I'm very glad you're taking a pass. Nobody deserves one more. And I do hope you feel better. I get some of the things you're talking about as my food sensitivities are off the charts (and I still don't know how to resist half of them) and it sounds like we are sisters in the PMS category (unfortunately). But you give yourself a pass. And you milk it for all it's worth.

September 13, 2010 at 3:34 PM

I am glad you got some answers, and that you might be able to predict things a bit better now.

And you deserve a pass. I hope you are feeling great soon!

September 13, 2010 at 3:38 PM

Oh, how I hate medical mysteries! I went through one for a couple of years and it left me in deep depression. It's like the clouds part and angels sing when you finally find the answers, even if the answer isn't easy to deal with, it's better than no answer at all.

Give yourself a million passes! I think every one of us needs to be easier on ourselves anyway.

September 14, 2010 at 8:53 AM

Poor you :( Even just reading about it makes me wince. Will the diagnosis at least mean that you *don't* have to wait 10 days to get drugs...?
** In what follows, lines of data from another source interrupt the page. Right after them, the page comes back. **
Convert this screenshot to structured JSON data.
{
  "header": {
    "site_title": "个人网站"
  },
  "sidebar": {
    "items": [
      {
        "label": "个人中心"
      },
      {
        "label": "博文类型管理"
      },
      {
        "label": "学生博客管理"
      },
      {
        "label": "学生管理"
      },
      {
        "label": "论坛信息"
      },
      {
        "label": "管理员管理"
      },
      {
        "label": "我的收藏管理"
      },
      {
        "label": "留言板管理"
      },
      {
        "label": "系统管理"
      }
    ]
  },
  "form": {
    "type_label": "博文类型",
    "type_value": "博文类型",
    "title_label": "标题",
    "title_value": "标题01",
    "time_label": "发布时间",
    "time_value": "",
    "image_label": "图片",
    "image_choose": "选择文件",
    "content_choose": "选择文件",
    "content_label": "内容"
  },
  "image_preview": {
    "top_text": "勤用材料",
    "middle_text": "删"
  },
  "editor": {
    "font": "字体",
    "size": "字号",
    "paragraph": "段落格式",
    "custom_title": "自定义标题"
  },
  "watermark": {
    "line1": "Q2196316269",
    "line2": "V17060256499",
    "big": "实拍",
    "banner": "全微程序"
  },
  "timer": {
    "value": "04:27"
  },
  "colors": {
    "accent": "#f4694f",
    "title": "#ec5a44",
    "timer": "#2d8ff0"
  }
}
September 14, 2010 at 12:44 PM

And well you should! One of the best posts I've read in a long time Heidi - I thoroughly enjoyed it! Your sense of humor is so similar to mine, but I lack the talent to put it into the written word! I just sit here and chuckle to myself while reading yours! But on a more serious note - UGH to the insensitive people among us, and to be gluten intolerant, etc. Ugh. Hope you have a good rest of your week, free of dragons!
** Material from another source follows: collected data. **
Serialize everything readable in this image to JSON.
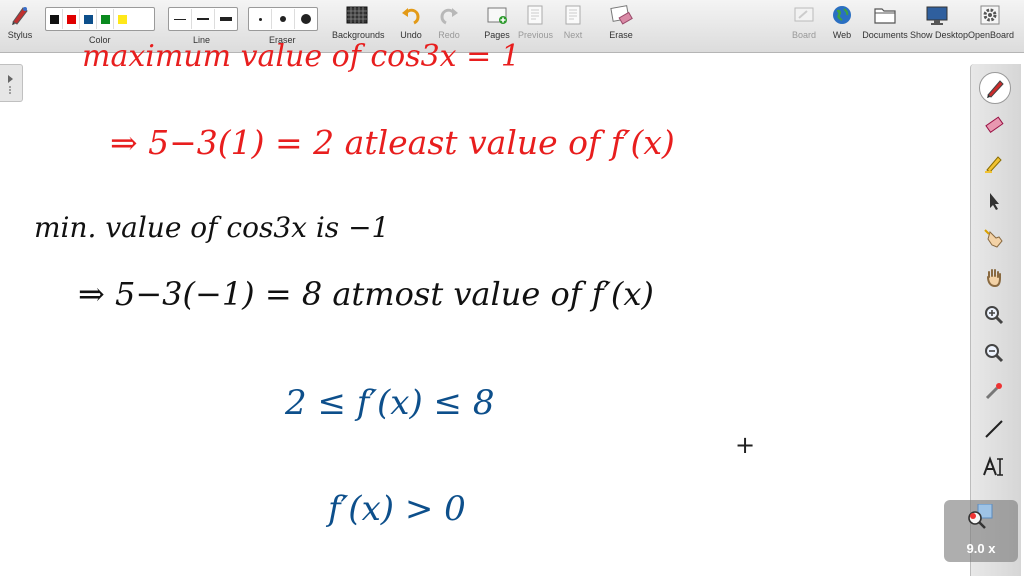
{
  "toolbar": {
    "stylus": "Stylus",
    "color": "Color",
    "line": "Line",
    "eraser": "Eraser",
    "backgrounds": "Backgrounds",
    "undo": "Undo",
    "redo": "Redo",
    "pages": "Pages",
    "previous": "Previous",
    "next": "Next",
    "erase": "Erase",
    "board": "Board",
    "web": "Web",
    "documents": "Documents",
    "show_desktop": "Show Desktop",
    "openboard": "OpenBoard",
    "colors": [
      "#111111",
      "#e00000",
      "#0d4f8b",
      "#0a8a1e",
      "#ffe81a"
    ]
  },
  "board": {
    "line1": "maximum value of cos3x = 1",
    "line2": "⇒ 5−3(1) = 2 atleast value of f′(x)",
    "line3": "min. value of cos3x is −1",
    "line4": "⇒ 5−3(−1) = 8 atmost value of f′(x)",
    "line5": "2 ≤ f′(x) ≤ 8",
    "line6": "f′(x) > 0",
    "cursor": "+"
  },
  "zoom": "9.0 x"
}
September 14, 2010 at 4:27 PM

I remember how relieving it was to get a diagnosis finally for a baffling set of symptoms a few years ago. I'm glad you have that closure. This post also makes me remember the times when I could have--but didn't--respond in a graceful, supportive way to someone and makes me mourn the times I could have made someone's life easier--but didn't.

September 14, 2010 at 7:41 PM

I love the truth comments. Understanding always makes things better.

September 15, 2010 at 3:28 PM

Not that you need it my darling cuz, but I too give you a pass, now and forever. Also dear one I would suggest getting more D3 in your system. It is a GREAT immune system builder. I know from experience as I too have a auto immune system that backfires on me. D3, D3, D3......I am a believer in its power.

September 16, 2010 at 10:14 AM

What the heck, I'd give you a pass for no reason whatsoever. But having a reason is always handy.

September 16, 2010 at 4:27 PM

ummmmm girl... you deserve a pass. Take it... whose going to argue with your clearly defined proof of it!

September 17, 2010 at 4:30 PM

10 passes! That is awful. Rosemary! Maybe you get 11 passes if I'm allowef to grant them.

September 21, 2010 at 8:27 PM

I bet it's nice to finally know you weren't just imagining all these aches and pains! I hope you get the relief you need.